Your first order of business is to wring the items out. You can do this by running an extra spin cycle on your washer (mindful of the care symbols on your clothes) or by wringing them out by hand. 

The more water you are able to get rid of, the better. You don’t have to be too forceful, as simply pressing the water out will do the trick too. 

Check Your Washer 

You then want to discover why your washer has left you with soaking wet clothes in the first place. If you’ve washed a very light load on a low spin, it may just not be able to wring all the water out. If you usually get a pretty decent result on the same settings, your machine may just have hiccuped this one time.

Check to see that the water is draining out properly and that no drains are blocked. Keep an eye out and see what happens when you next wash your clothes. If they keep coming out soaked, you need to call a repairman in to check what is going wrong. 

If your clothes routinely smell after washing, have the appliance checked out, even if the items are not soaked: there is probably a buildup of mildew or mould somewhere. 

Check Your Dryer 

If you have ever placed a soaking wet pile into your dryer (and even if you haven’t), check it over too. Remove all the lint from the vents and the lint trap, give it a nice wipe, and make sure it’s working as it should. 
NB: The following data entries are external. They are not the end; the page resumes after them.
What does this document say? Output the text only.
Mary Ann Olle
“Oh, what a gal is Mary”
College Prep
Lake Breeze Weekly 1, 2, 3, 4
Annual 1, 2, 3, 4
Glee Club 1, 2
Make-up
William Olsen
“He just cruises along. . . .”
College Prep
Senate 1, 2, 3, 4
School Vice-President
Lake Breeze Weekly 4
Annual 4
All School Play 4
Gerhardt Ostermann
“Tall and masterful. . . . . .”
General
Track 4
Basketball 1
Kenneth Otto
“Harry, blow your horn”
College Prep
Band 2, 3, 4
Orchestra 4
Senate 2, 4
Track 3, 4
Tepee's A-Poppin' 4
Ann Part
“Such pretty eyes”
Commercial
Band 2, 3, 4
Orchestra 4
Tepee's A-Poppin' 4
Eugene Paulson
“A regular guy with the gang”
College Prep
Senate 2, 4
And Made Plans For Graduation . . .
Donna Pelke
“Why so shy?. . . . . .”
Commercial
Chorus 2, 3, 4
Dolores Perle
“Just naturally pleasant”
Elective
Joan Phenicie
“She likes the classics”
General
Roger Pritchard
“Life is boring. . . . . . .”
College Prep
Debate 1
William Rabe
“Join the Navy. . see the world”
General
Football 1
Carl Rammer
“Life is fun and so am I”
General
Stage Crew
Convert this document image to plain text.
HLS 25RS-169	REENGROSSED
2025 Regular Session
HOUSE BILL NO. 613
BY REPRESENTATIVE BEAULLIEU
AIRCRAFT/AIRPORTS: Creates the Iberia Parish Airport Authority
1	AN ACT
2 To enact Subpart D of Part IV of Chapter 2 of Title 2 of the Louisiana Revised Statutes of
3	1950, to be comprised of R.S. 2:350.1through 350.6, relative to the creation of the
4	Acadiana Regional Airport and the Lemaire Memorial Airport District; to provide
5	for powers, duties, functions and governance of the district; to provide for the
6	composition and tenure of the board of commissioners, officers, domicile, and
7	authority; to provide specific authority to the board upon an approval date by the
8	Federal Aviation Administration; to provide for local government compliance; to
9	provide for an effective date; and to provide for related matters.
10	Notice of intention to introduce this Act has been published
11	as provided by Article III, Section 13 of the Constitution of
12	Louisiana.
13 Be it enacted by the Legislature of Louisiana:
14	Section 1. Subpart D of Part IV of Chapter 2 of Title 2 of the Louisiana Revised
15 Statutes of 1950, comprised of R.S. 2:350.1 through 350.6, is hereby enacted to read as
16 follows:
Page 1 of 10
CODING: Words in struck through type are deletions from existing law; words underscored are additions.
What Happens If Water Gets In Your Dryer

If water gets in your dryer, it can cause rust and mould, but it can also damage the electronics of the appliance and even cause a fire.

When water pools around metal, it will over time lead to rust. If there is excess moisture in any part of your dryer that you can’t get to and clean, you may be faced with a buildup of mould that can both damage your machine and make your clothes smell bad. 

The longer the problem persists, the higher the chances your dryer will break down sooner rather than later. 

How to Dry Soaking Wet Clothes

If your clothes have come out of the washer soaking wet, there are a couple of things you can do:

  • Run an extra spin cycle: if your clothing allows it, you can run an extra cycle and spin the water out. Sometimes washers don’t do a good job the first time around, but can take care of business when you re-run a stronger spin cycle. 
  • Hand-wring your clothes: if the items are delicate, you can wring them out by hand. Be gentle and squeeze the excess water out slowly. You don’t need to twist or roll them up, just apply pressure to different areas. 
  • Roll them into a towel: use a large dry towel to soak up the extra water from your clothes. Just roll individual pieces of clothing into the towel like a burrito and squeeze. 
  • Hang them out to dry: you can also hang your items on a clothesline and allow most of the water to drip out. Place delicate items that are prone to losing their shape on a flat surface (and place a towel underneath), and let them air dry for a couple of hours. You can finish the drying process in the dryer later. 

Wrapping It Up 

Don’t place soaking wet clothing in the dryer, as not only will your energy bill skyrocket, you may also end up with semi-dry, stiff and smelly items.